Ärzte können Risiken gegensteuern
Die gute Nachricht: "Die fetale Programmierung lässt sich zum Teil abwenden", sagt Stepan. Er rät allen sehr übergewichtigen Müttern, schon vor der Schwangerschaft abzunehmen. "Leichtes Übergewicht ist dagegen kein Problem", so der Forscher. Bei einem Schwangerschaftsdiabetes ist es wichtig, gute Blutzuckerwerte zu erreichen – dann wirkt er sich auch nicht auf das Kind aus. Leicht geborene Kinder wurden früher möglichst schnell hochgepäppelt. Davon raten Ärzte wie Stepan heute ab: "Wir wissen inzwischen, dass das kontraproduktiv ist, weil der Körper sich an eine viel zu hohe Kalorienaufnahme gewöhnt."
Stress und Schadstoffe sind schädlich fürs Kind
Was Forscher heute auch wissen: Schon Ungeborene sind kleine Seelchen. Sie speichern ab, wenn es ihrer Mutter nicht gut geht, diese zum Beispiel etwas Belastendes erlebt, unter zu viel Stress leidet oder psychisch krank ist. "Wie es der Mutter geht, spielt eine wichtige Rolle für die spätere Stressregulation des Kindes", sagt Dr.

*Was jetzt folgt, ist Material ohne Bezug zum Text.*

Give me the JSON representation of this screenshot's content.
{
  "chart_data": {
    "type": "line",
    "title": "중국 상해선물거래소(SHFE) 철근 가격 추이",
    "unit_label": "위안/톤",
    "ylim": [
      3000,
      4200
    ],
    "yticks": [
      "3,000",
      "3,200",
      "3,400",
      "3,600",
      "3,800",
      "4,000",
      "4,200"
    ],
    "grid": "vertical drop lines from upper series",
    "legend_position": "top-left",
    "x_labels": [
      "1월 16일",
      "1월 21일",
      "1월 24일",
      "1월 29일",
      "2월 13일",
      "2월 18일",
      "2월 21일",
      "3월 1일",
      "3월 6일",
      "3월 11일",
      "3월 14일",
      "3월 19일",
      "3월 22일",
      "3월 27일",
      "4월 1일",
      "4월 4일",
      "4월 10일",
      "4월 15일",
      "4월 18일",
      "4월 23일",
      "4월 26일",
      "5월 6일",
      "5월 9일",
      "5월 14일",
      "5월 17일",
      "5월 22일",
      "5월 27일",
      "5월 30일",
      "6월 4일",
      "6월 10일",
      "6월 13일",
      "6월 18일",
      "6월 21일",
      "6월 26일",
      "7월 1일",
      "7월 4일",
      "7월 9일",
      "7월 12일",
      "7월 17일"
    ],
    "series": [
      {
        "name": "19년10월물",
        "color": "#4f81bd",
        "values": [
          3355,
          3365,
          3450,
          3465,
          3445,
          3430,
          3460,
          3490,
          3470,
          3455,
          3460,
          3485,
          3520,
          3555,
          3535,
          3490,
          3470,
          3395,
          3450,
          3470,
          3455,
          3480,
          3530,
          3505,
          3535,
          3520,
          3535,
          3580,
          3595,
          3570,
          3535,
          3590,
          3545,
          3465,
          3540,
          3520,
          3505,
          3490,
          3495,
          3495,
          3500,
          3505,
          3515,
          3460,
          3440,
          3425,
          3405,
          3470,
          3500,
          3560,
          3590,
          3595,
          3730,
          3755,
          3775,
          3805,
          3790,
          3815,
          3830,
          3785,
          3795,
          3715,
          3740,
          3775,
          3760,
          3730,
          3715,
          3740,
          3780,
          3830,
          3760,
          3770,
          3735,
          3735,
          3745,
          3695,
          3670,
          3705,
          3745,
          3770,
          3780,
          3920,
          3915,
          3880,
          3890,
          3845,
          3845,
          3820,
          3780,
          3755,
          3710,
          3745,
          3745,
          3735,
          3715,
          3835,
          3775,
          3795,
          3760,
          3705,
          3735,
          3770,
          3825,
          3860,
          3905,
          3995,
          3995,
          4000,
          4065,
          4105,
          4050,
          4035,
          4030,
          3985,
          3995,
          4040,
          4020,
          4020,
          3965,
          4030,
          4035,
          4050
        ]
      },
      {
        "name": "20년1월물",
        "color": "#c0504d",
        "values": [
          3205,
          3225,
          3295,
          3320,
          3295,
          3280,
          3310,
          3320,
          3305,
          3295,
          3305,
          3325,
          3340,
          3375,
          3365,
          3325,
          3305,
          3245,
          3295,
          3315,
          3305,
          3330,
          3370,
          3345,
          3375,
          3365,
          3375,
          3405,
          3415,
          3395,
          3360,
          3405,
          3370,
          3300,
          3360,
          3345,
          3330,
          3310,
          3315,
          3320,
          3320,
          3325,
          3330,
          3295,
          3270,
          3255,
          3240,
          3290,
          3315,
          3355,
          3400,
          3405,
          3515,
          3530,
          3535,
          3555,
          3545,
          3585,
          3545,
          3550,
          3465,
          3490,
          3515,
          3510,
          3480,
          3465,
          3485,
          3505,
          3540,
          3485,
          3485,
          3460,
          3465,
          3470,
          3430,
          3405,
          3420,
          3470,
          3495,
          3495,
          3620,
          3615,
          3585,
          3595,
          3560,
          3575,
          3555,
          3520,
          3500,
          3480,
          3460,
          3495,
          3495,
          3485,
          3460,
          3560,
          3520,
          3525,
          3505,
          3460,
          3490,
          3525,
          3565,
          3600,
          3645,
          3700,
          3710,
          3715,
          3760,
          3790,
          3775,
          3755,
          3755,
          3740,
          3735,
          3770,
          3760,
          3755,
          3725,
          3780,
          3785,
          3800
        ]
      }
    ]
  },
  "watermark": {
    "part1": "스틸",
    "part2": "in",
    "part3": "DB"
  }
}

Margarete Bolten von der kinder- und jugendpsychiatrischen Klinik der Universität Basel. Will heißen: Ist die Mutter gestresst, führt das dazu, dass das Kind später eher unruhig und weinerlich reagiert, häufiger schreit und schlechter schläft als andere Kinder. Messbar schütten diese Kinder mehr Stresshormone aus als andere – ein Effekt, der lebenslang anhalten und später zu psychischen Problemen, etwa Depressionen, führen kann.
"Alkohol, Nikotin und andere Drogen wirkten sich ähnlich aus", erklärt Margarete Bolten. Studien zeigen aber auch: Die vorgeburtlichen Erfahrungen lassen sich im späteren Leben abmildern. Geht eine Mutter beispielsweise feinfühlig auf die Bedürfnisse ihres neugeborenen Kindes ein, dann lernt es mit der Zeit auch, seine Gefühle besser zu kontrollieren. Auch wenn sich viel im Mutterleib entscheidet: "Die Prägung nach der Geburt ist mindestens so nachhaltig wie während der Schwangerschaft", sagt die Expertin.